Chaves himself has been wavering, he used to try his best to be a " Yankee baiter" with his red beret and calling Saddam, Fidel et al. " my brother". He has since toned down his act and even supported the notion of a regime change in Iraq. His reward for this was a new contract for energy sales.
The administration clearly has never liked him but was willing to play ball with him to secure low oil prices in the event of a disruption or slow down of mid east oil. The strike has cut the supply line and I think that the administration olnly cares about ending the strike and that they are correct in saying that the easy way to end it would be to call early elections.
Chavez should call these elections because it would both end the strike and reelect him (unless the opposition shows some solidarity behind a candidate instead of against the incumbent.
I'd like to add that the US being behind the coup is risible. The coup ended so quickly because the US was very clear to the generals that it would not recognize any change in power that was not executed though legal channels.
What I'd do in Bush's shoes:
Keep quiet and wait it out. He can't influence it very well one way or the other and the strike is untenable. The strike will end one way or another and even if elections were called Chavez might still be in power and the problem would continue to exist.
Note: last time Chavez tempered his position, lets hope he does so again. Also hope an opposition candidate materializes.
Setanta, It's not only you that feels we have no effect on international or domestic politics, and the majority of us "bury our heads in the sand," to retain some sanity in our personal lives. c.i.
I've heard on the radio news this morning that the strike will continue. Craven points out the particularly difficult nature of this turmoil--no one with sufficient support to replace Chavez. I'd be willing to pay more for gasoline, and all other products (as the most of them are transported, at some stage in the process, by road), if it would mean that there could be peace and stability in Venezuela. I don't look for this to happen soon, saddly . . .

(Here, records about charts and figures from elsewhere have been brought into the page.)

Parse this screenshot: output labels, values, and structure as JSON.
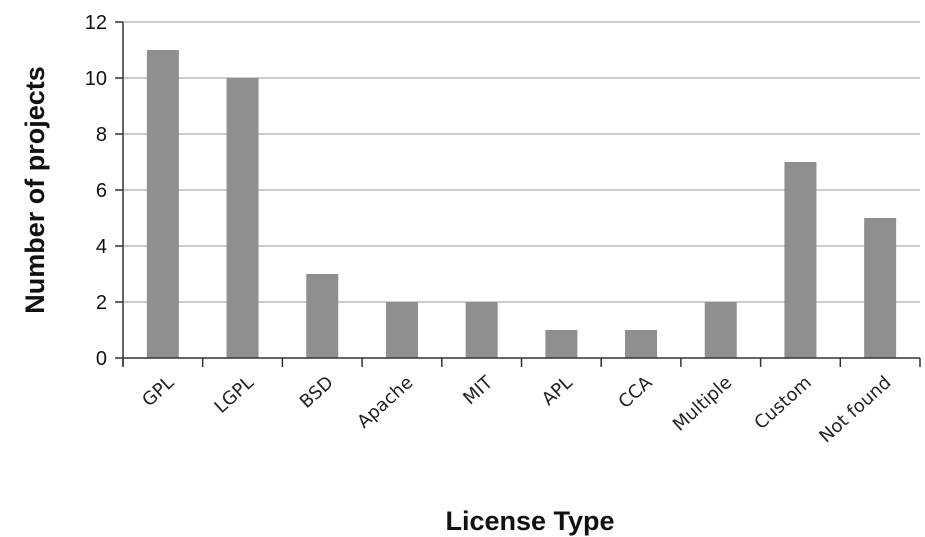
{
  "chart_data": {
    "type": "bar",
    "xlabel": "License Type",
    "ylabel": "Number of projects",
    "categories": [
      "GPL",
      "LGPL",
      "BSD",
      "Apache",
      "MIT",
      "APL",
      "CCA",
      "Multiple",
      "Custom",
      "Not found"
    ],
    "values": [
      11,
      10,
      3,
      2,
      2,
      1,
      1,
      2,
      7,
      5
    ],
    "ylim": [
      0,
      12
    ],
    "yticks": [
      "0",
      "2",
      "4",
      "6",
      "8",
      "10",
      "12"
    ],
    "grid": true,
    "bar_color": "#8f8f8f",
    "grid_color": "#9a9a9a",
    "axis_color": "#333333"
  }
}
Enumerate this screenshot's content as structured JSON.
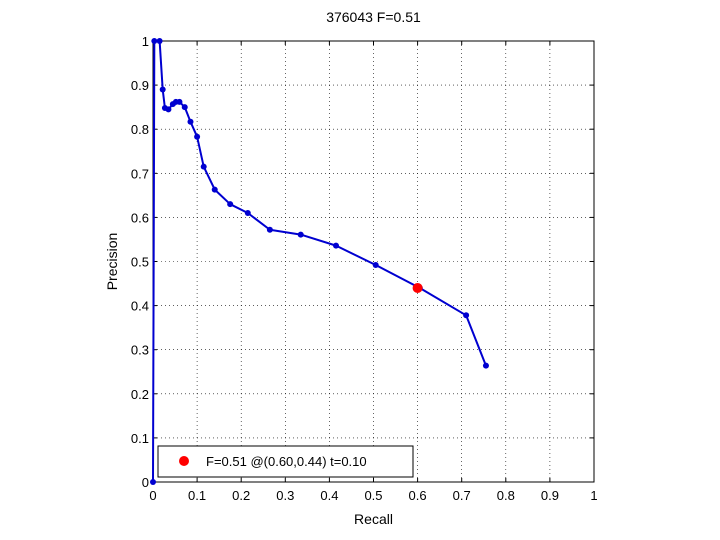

c.i.: In another thread just now, i expressed my frustration at being the citizen of what is touted as a democracy, but having no recourse to deter or deflect the policies of this administration. It is even more frustrating in that the "President" was elected by the Supreme Court (and i continue to assert that Cheney is the man in charge, not the Shrub)--difficult for me to see this joker as a "leader," and certainly not my leader.
Setanta, I have another take on the shrub. I think it's Rice and Powell who are directing the Bush puppet. c.i.
Powell is a bad director in that case, he rarely gets what he wants and only sometimes manages to temper the hardline opinions of the administration.
I don't think Bush is a puppet but if he were it certainly wouldn't be Powell pulling strings. Powell only gets to tug a string every now and then.
Craven, When Bush, Cheney and Rumsfeld first talked about the US war with Iraq, they all sounded like hawks. During the intervening months, Bush toned down his rhetoric, and now talks about not being quick to go to war. It's my HO that both Rice and Powell were responsible for that reversal on his tough talk of war. If it was up to Cheney and/or Rumsfeld, our troops would have already been in Baghdad. c.i.
You make a convincing argument, c.i. . . .
Can't argue there c.i.
But I'd not credit Rice. Maybe just Powell. But I'm of the opinion that Powells loses to the hawks more often (Mideast, Axis comment...).
The administration had decided after the problems of last April to keep its head down on Venezuela, supporting efforts by the Organization of American States to persuade the two sides to meet each other halfway. But last week, in a statement that State Department and Pentagon officials said emanated from the National Security Council with little advance consultation with anyone outside the White House, President Bush's spokesman Ari Fleischer announced that the United States backed a constitutional solution and believed the only way out of the crisis was "the holding of early elections."
That left many here and in Venezuela scratching their heads, since there is no direct provision in the Venezuelan constitution for presidential elections before Chavez's term ends in 2006. To some, Fleischer's statement was coded language supporting the opposition, whose more extreme elements have grown increasingly unconstitutional in their demands. Fleischer emerged again to explain that his remarks were an "umbrella statement" in which the constitution was also mentioned.
The incident seemed to cause more confusion and consternation than the suspicions of clandestine U.S. efforts to overthrow the Chavez government that arose during last April's aborted coup. Still, said a senior official outside the White House who works on the region, "Here we are again, with no credibility and everybody laughing at us."
These officials and others, along with Latin American diplomats and policy experts here, attributed the problem at least in part to too much attention paid to Iraq, and too little to the rest of the world. Latin America has suffered in particular from the syndrome, with little White House interest and no top-level official who has the time or energy to worry much about it.
dys, Your last paragraph is only one half (or one third) of this administrations problems. They also forgot about our and the world's economy. If we tack on their neglect of the environment, that makes them irresponsible as the only superpower left in this world. c.i.